Zukunftspreis Pfalz geht an Siegfried R. Waldvogel von der Uni Mainz



Univ.-Prof. Dr. Siegfried R. Waldvogel vom Institut für Organische Chemie der Johannes Gutenberg-Universität Mainz (JGU) ist mit dem Zukunftspreis Pfalz ausgezeichnet worden. Er erhielt den Preis für ein Forschungsprojekt zur Gewinnung von „grünem“ Vanillin aus Holzabfällen mit Hilfe von Strom. Die Auszeichnung erfolgte am 19. Oktober 2013 bei der Pfalzpreis-Gala des Bezirksverbands Pfalz. Der Verband verleiht die Pfalzpreise in den drei Kategorien Literatur, Geschichte und Zukunft, um Talente der Region zu fördern. Der Pfalzpreis ist mit 10.000 Euro dotiert. Zudem wurden die Preisträger mit einer Trophäe und einer Urkunde geehrt.

Von Holz als nachwachsendem Rohstoff wird vor allem der Zellstoff für die Papierherstellung genutzt. Doch was Buche, Eiche und andere Hölzer besonders witterungsbeständig und stabil macht, das sogenannte Lignin , muss abgetrennt und anderweitig verwendet werden. Bislang werden Lignin und die Lignin-Lösung – die Schwarzlauge – einer thermischen Nutzung zugeführt. Jährlich fallen weltweit ca. 70 bis 100 Millionen Tonnen Lignin und Lignin-Lösung an. „Dies stellt die größte nachwachsende Aromatenquelle dar und ist folglich zum Verbrennen viel zu wertvoll“, erklärt Siegfried Waldvogel. Aufgrund seines Forschungsprojektes stehen die Chancen gut, dass künftig Bausteine aus dem Lignin genutzt werden können, die sonst aufwändig aus Erdöl gewonnen werden müssten. Um Lignin in seine wertvollen Einzelteile zu zerlegen, nutzen die Forscher der Arbeitsgruppe Waldvogel elektrischen Strom. Dadurch verzichten sie auf Chemikalien und können auf sehr nachhaltigem Weg wichtige Aroma- und Grundstoffe, wie etwa Vanillin, für die chemische Industrie herstellen.

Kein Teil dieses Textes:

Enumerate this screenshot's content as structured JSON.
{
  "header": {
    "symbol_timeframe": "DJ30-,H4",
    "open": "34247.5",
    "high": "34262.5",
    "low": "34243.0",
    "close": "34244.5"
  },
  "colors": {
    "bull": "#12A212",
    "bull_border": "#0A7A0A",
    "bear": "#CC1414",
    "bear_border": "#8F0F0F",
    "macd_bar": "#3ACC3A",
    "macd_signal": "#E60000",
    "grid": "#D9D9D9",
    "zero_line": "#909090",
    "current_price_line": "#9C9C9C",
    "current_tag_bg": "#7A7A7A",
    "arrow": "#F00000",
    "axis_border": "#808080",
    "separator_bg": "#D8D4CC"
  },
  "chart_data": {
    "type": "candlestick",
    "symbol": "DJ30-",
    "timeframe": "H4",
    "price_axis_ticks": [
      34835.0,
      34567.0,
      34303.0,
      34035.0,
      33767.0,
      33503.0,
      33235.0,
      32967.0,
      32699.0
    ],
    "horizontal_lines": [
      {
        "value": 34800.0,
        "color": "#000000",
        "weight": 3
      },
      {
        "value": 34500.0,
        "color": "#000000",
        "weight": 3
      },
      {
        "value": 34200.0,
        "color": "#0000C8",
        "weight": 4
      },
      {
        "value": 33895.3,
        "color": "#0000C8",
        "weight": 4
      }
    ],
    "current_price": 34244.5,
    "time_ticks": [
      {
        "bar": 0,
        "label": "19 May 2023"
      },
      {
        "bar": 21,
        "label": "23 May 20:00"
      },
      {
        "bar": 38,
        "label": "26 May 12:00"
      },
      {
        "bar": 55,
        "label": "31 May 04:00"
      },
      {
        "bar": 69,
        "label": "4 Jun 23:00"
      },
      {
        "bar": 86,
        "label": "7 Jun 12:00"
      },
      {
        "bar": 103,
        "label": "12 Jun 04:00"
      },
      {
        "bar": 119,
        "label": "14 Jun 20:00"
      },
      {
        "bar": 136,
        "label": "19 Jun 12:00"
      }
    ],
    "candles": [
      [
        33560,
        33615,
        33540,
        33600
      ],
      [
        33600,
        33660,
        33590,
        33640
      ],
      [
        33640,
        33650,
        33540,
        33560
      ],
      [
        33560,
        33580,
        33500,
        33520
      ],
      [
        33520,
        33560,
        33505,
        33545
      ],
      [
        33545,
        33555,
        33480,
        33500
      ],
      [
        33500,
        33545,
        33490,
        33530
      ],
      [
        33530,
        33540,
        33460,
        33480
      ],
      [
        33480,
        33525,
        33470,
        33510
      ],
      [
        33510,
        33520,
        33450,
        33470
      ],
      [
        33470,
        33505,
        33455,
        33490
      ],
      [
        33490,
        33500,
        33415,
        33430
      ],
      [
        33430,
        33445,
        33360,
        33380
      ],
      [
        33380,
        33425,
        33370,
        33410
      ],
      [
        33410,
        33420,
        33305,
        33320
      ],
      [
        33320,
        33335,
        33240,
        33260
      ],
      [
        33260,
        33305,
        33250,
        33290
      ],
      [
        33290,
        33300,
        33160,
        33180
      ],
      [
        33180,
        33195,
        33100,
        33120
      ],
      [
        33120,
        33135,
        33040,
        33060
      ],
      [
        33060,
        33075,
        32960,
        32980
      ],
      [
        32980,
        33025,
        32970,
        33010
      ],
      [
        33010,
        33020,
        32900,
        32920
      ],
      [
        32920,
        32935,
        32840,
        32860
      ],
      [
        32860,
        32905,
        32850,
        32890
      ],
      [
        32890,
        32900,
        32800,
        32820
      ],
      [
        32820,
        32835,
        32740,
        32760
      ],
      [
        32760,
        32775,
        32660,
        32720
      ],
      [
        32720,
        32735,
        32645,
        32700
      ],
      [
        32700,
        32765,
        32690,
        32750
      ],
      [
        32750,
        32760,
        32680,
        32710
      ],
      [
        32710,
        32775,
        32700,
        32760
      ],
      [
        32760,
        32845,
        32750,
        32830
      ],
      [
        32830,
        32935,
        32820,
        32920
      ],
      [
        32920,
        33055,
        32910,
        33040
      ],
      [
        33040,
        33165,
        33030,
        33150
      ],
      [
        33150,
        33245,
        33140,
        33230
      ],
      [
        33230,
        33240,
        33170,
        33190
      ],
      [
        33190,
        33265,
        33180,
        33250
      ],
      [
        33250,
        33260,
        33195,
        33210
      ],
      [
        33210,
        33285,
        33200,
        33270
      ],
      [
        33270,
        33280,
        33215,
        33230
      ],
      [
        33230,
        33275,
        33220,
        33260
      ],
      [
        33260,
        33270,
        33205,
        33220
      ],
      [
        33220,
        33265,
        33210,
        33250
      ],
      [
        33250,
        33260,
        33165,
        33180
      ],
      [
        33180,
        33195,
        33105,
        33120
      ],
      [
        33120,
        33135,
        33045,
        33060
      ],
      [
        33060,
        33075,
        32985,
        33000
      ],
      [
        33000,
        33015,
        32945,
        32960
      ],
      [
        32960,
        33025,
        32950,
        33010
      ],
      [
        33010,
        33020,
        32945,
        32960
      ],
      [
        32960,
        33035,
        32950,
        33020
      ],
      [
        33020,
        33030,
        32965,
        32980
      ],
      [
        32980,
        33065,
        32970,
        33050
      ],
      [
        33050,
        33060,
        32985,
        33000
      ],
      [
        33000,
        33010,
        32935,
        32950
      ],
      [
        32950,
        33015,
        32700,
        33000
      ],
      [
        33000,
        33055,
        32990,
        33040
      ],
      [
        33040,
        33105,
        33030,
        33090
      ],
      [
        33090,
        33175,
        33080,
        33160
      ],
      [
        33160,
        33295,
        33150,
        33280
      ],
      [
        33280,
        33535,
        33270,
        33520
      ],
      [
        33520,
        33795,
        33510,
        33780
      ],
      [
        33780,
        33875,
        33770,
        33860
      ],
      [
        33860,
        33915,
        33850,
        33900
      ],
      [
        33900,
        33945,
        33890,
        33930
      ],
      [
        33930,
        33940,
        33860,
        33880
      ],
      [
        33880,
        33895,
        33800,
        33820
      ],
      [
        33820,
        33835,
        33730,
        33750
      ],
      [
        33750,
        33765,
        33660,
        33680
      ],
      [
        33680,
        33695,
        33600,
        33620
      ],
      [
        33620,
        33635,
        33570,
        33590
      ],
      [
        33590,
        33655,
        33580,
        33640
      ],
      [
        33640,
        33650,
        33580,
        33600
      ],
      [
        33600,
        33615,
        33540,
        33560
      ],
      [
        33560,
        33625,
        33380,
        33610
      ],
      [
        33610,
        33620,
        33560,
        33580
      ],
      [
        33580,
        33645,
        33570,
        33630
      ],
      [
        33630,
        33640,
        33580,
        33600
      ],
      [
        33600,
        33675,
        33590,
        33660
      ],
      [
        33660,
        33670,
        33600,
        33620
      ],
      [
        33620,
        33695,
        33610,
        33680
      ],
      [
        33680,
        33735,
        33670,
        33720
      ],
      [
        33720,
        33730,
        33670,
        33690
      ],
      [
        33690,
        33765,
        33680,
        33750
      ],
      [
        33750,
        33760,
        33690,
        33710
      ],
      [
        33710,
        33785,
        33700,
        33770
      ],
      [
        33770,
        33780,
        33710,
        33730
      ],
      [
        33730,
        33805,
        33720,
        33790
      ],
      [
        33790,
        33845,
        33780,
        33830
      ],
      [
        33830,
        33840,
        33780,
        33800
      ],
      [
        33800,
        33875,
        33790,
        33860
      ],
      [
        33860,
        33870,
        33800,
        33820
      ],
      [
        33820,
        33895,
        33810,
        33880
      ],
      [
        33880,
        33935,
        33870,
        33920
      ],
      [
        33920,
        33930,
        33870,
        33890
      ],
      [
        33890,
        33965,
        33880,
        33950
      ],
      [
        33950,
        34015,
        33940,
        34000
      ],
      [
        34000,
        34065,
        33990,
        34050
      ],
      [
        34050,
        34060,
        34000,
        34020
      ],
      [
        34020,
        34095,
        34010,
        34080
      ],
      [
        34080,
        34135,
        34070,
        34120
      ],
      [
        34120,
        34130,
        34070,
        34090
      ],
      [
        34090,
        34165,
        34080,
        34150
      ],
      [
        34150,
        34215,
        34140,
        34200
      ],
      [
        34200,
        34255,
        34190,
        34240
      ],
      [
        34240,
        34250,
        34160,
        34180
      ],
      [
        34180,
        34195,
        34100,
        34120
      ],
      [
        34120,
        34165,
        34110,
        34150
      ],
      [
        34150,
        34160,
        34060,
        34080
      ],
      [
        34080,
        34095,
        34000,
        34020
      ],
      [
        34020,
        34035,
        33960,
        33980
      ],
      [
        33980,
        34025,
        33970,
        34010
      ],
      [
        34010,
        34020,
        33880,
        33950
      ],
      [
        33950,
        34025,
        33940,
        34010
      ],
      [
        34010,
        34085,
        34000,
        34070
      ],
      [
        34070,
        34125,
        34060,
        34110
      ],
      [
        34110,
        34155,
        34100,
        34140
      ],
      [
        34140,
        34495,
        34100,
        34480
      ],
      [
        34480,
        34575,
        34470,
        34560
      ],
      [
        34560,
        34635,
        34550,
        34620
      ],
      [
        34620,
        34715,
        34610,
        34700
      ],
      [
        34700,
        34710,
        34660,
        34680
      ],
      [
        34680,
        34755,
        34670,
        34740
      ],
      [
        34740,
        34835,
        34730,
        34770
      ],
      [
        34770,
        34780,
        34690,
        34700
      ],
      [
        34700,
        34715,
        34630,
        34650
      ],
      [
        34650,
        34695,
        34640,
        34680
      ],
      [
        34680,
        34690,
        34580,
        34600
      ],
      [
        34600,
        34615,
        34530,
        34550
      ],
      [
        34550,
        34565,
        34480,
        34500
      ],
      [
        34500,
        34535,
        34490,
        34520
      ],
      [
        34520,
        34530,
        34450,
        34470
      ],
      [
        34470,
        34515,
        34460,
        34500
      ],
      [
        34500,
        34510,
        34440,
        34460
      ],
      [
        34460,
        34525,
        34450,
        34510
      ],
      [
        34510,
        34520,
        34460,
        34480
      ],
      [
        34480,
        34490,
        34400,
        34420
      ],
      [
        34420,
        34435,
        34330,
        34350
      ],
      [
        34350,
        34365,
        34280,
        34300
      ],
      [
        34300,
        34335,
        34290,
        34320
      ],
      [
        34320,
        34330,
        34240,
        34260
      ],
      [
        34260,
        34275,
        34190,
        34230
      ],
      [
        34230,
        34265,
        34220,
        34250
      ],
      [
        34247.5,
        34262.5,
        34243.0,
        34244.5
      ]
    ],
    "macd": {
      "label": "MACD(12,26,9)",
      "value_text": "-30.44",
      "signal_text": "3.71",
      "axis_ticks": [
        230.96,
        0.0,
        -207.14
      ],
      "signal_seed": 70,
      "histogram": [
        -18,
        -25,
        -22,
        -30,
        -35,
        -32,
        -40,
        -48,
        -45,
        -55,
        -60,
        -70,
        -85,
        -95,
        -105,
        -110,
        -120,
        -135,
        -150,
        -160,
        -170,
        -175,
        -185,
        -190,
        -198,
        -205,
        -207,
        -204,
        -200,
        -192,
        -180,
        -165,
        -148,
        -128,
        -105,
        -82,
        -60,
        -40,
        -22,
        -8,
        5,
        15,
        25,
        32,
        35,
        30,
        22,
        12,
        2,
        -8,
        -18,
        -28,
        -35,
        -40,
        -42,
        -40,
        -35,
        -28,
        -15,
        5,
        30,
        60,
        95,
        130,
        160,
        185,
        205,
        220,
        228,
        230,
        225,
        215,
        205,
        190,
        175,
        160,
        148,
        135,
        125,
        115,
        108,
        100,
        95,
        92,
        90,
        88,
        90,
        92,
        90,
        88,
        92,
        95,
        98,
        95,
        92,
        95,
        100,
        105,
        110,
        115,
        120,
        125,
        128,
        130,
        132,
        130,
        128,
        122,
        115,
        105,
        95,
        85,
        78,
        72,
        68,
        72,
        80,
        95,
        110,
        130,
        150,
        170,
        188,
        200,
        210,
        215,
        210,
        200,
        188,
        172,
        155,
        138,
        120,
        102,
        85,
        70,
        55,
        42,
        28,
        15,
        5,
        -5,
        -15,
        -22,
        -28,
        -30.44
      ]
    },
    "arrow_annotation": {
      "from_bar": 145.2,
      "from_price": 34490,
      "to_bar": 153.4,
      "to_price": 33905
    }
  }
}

Das innovative Verfahren ist aus mehreren Gründen von besonderer Bedeutung für das Land Rheinland-Pfalz. Der Pfälzer Wald stellt das größte zusammenhängende Forstgebiet in Deutschland dar. In den Papiermühlen werden nur der Holzabfall sowie signifikant minderwertiges Holz eingesetzt. „Der Abfall aus diesen Papiermühlen wird von unserem Verfahren teilweise genutzt, um ein attraktives Wertprodukt zu generieren“, so Waldvogel. Des Weiteren könnte die Elektrolyse von Lignin auch zu Zeiten betrieben werden, in denen ein Überhang aus Windenergie besteht, der nicht mehr in die Netze eingespeist werden kann. Dies würde zusätzlich eine effizientere Nutzung von elektrischem Strom ermöglichen.